Cloudflare Enterprise Web Application Firewall (WAF) Logs - event enrichment techniques using Python Pandas and tabular correlation

Cloudflare Enterprise Web Application Firewall (WAF) Logs - event enrichment techniques using Python Pandas and tabular correlation

I think it’s almost a decade, and Cloudflare’s services always felt like an upgrade. From Akamai and others.

Always? – Not always. In recent months the informational value of Cloudflare’s Web Application Firewall (WAF) Logs was degraded. For Enterprise customers.

– Degraded?! For the most precious customers? How so?

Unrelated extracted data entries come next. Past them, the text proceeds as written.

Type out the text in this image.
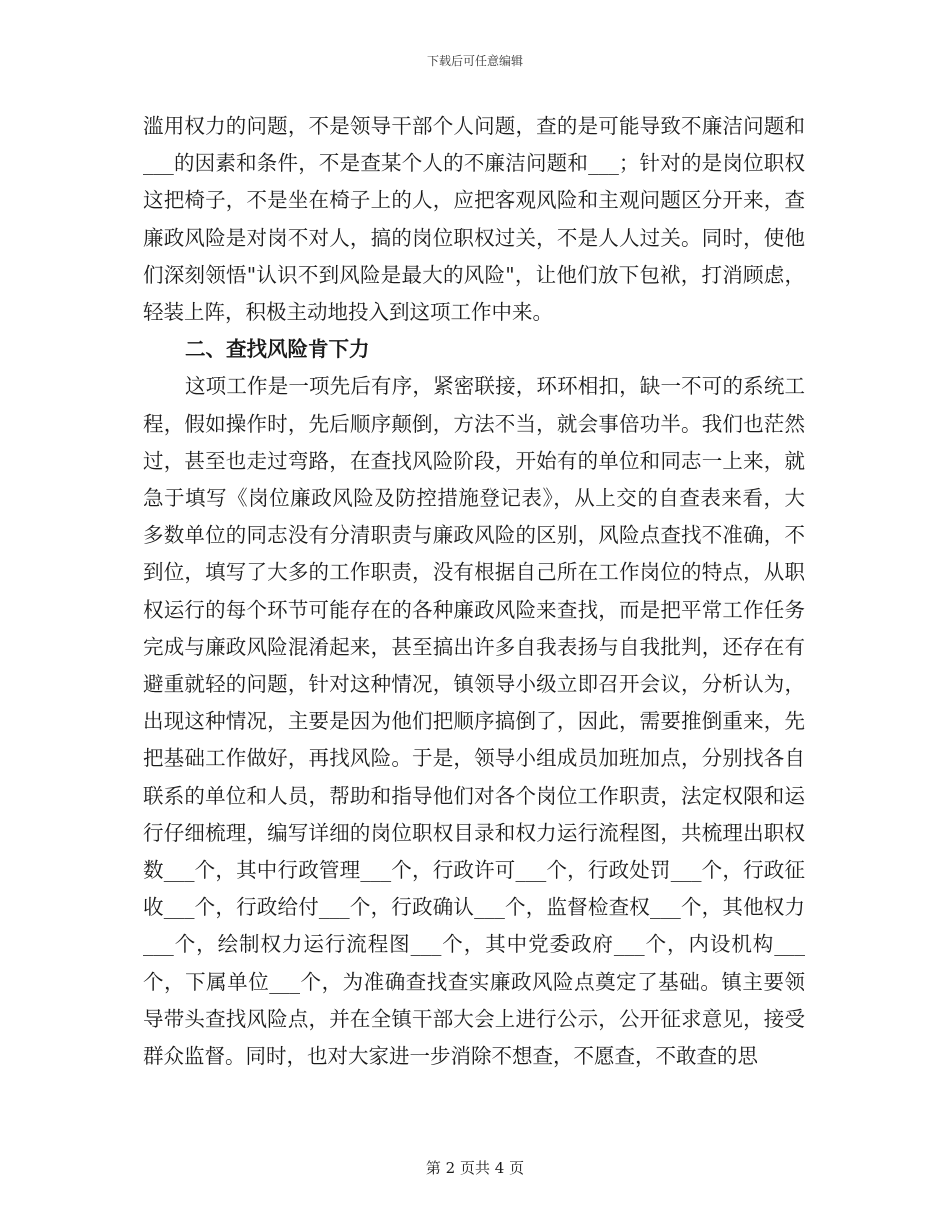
下载后可任意编辑

滥用权力的问题，不是领导干部个人问题，查的是可能导致不廉洁问题和___的因素和条件，不是查某个人的不廉洁问题和___；针对的是岗位职权这把椅子，不是坐在椅子上的人，应把客观风险和主观问题区分开来，查廉政风险是对岗不对人，搞的岗位职权过关，不是人人过关。同时，使他们深刻领悟"认识不到风险是最大的风险"，让他们放下包袱，打消顾虑，轻装上阵，积极主动地投入到这项工作中来。

二、查找风险肯下力

这项工作是一项先后有序，紧密联接，环环相扣，缺一不可的系统工程，假如操作时，先后顺序颠倒，方法不当，就会事倍功半。我们也茫然过，甚至也走过弯路，在查找风险阶段，开始有的单位和同志一上来，就急于填写《岗位廉政风险及防控措施登记表》，从上交的自查表来看，大多数单位的同志没有分清职责与廉政风险的区别，风险点查找不准确，不到位，填写了大多的工作职责，没有根据自己所在工作岗位的特点，从职权运行的每个环节可能存在的各种廉政风险来查找，而是把平常工作任务完成与廉政风险混淆起来，甚至搞出许多自我表扬与自我批判，还存在有避重就轻的问题，针对这种情况，镇领导小级立即召开会议，分析认为，出现这种情况，主要是因为他们把顺序搞倒了，因此，需要推倒重来，先把基础工作做好，再找风险。于是，领导小组成员加班加点，分别找各自联系的单位和人员，帮助和指导他们对各个岗位工作职责，法定权限和运行仔细梳理，编写详细的岗位职权目录和权力运行流程图，共梳理出职权数___个，其中行政管理___个，行政许可___个，行政处罚___个，行政征收___个，行政给付___个，行政确认___个，监督检查权___个，其他权力___个，绘制权力运行流程图___个，其中党委政府___个，内设机构___个，下属单位___个，为准确查找查实廉政风险点奠定了基础。镇主要领导带头查找风险点，并在全镇干部大会上进行公示，公开征求意见，接受群众监督。同时，也对大家进一步消除不想查，不愿查，不敢查的思

第 2 页共 4 页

Scandalous! :astonished:

Problem description: proprietary EventID fields cannot get resolved to human-readable event description leading to investigation gaps

By nature a WAF is there to “firewall” bad web traffic. Sometimes it works 100%, sometimes not. It needs to be adjusted and in order to do that staff needs to monitor it. Preferably without much overhead.

To enable Enterprise customers to have this “business” process for their “enterprise security”, Cloudflare offers its API[1] to programmatically retrieve the required data. In Information Security many processes today get driven by data. Call it Security Information and Event Management, Data-driven security, Investigation Theory or Scenario- and Trend Analysis… It really depends on the business sector and the background of the people involved. A good API is a good API for all of us.

I did A123 and I don't tell you what that is

A123! – No seriously, that is what Cloudflare decided to inform its Enterprise customers about. And nothing more.

Now you may say… that’s a huge business. They can’t be that limited. – And you are right. I am not entirely fair here, because of course there are Dashboards within the many Cloudflare services that you can consume.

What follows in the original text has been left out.